Bildungsminister Peillon zu Pisa-Studie 2012 : Reformen fortführen [fr]

GIF Bildungsminister Vincint Peillon äußerte sich am 4. Dezember 2013 besorgt über die kurz zuvor veröffentlichten Ergebnisse der jüngsten Pisa-Studie der OECD. Die Studie hatte in 65 Ländern die Kenntnisse und Fähigkeiten 15-jähriger Schülerinnen und Schüler gemessen, die zwischen September 2002 und Mai 2012 zur Schule gegangen waren.
Laut Studie seien in den letzten zehn Jahren folgende Entwicklungen zu beobachten gewesen:

-  Das Leistungsniveau in Mathematik ist gesunken: Zwischen 2003 und 2013 ist Frankreich um fünf Ränge von Platz 13 auf Platz 18 von insgesamt 34 gesunken.

-  Die Leistungsunterschiede zwischen den Schülern sind größer geworden, was durch eine wachsende Zahl von Schülern mit Lernschwierigkeiten zu erklären ist. Dieser Anteil ist in den anderen OECD-Ländern stabil geblieben.

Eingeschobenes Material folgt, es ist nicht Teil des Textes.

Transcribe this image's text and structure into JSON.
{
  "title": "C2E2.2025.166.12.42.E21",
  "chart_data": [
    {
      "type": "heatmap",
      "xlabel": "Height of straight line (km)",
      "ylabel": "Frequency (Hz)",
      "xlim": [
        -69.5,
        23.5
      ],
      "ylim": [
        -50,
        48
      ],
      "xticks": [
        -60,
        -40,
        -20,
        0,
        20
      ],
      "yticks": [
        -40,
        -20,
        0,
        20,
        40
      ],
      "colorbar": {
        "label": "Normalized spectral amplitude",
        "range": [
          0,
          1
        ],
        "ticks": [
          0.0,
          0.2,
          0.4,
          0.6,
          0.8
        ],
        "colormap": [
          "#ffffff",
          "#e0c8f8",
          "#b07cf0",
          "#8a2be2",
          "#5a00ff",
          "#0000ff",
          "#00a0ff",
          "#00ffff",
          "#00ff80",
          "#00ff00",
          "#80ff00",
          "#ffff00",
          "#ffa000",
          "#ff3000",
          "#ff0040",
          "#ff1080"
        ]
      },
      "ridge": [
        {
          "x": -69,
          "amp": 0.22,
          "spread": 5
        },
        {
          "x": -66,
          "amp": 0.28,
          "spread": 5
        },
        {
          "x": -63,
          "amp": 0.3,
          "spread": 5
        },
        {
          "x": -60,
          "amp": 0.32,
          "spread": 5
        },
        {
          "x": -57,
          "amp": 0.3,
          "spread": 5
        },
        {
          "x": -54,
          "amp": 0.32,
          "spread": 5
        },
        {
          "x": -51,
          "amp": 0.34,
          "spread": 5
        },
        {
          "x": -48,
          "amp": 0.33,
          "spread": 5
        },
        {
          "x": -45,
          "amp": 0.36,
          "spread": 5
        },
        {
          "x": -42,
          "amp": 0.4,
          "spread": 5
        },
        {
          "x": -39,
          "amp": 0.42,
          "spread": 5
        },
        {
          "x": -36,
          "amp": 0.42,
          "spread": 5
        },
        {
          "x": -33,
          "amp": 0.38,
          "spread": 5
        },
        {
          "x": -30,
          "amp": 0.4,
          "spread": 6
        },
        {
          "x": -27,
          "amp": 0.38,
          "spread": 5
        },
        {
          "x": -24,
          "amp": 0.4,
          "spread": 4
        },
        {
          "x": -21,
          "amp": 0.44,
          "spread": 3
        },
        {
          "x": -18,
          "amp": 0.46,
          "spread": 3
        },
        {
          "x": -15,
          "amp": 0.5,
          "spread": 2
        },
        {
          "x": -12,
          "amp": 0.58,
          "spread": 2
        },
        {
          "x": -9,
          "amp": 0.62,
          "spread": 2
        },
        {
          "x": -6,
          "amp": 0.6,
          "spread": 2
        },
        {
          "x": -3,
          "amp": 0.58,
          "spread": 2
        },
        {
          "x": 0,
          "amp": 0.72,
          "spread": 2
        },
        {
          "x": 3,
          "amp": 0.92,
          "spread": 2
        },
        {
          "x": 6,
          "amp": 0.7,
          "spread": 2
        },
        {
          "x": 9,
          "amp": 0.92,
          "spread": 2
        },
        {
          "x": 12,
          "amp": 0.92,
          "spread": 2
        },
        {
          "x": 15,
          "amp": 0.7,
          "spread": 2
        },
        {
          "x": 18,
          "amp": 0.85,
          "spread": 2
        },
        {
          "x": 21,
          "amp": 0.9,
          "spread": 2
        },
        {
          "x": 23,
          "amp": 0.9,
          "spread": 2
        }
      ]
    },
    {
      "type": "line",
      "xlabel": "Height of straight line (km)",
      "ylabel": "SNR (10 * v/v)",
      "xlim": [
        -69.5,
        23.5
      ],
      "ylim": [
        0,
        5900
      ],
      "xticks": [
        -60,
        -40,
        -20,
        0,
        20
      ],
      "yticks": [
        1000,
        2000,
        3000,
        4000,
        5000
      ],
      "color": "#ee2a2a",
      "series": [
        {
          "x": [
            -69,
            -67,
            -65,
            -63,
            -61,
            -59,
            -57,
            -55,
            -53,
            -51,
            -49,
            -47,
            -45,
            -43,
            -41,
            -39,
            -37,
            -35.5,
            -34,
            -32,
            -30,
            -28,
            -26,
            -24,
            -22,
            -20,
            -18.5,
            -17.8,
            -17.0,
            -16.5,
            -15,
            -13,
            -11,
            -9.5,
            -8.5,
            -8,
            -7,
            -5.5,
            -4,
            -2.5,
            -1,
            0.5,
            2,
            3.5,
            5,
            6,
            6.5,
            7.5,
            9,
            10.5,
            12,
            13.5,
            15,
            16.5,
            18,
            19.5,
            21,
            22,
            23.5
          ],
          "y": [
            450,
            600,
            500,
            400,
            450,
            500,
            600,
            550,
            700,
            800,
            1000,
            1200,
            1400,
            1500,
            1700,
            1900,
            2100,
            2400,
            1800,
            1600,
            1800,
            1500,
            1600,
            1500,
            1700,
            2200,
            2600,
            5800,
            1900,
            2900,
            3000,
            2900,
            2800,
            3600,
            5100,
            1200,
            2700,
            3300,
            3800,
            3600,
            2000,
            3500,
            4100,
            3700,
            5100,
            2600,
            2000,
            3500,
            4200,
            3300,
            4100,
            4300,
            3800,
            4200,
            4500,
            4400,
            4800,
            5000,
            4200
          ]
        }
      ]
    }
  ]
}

-  Die Vorbestimmung des Schulerfolgs durch die soziale Herkunft hat sich verfestigt: Im OECD-Vergleich schlägt sich in Frankreich die soziale Herkunft am stärksten in den schulischen Leistungen nieder. Diese Tendenz hat in den letzten zehn Jahren noch weiter zugenommen.
Die Untersuchung bestätigt die Ergebnisse aus anderen nationalen und internationalen Studien über das französische Schulsystem. Die französische Regierung ist deshalb zum Handeln entschlossen, um das Schulsystem grundlegend zu reformieren.

Dabei stehen zwei Ziele im Vordergrund:

- Die „Schule der Republik“ soll gerecht sein – für alle Kinder: Die soziale Herkunft soll keine so schwerwiegenden Auswirkungen mehr auf die schulischen Leistungen haben.

- Alle Schülerinnen und Schüler müssen so gefördert werden, dass sie möglichst gute Leistungen erbringen können.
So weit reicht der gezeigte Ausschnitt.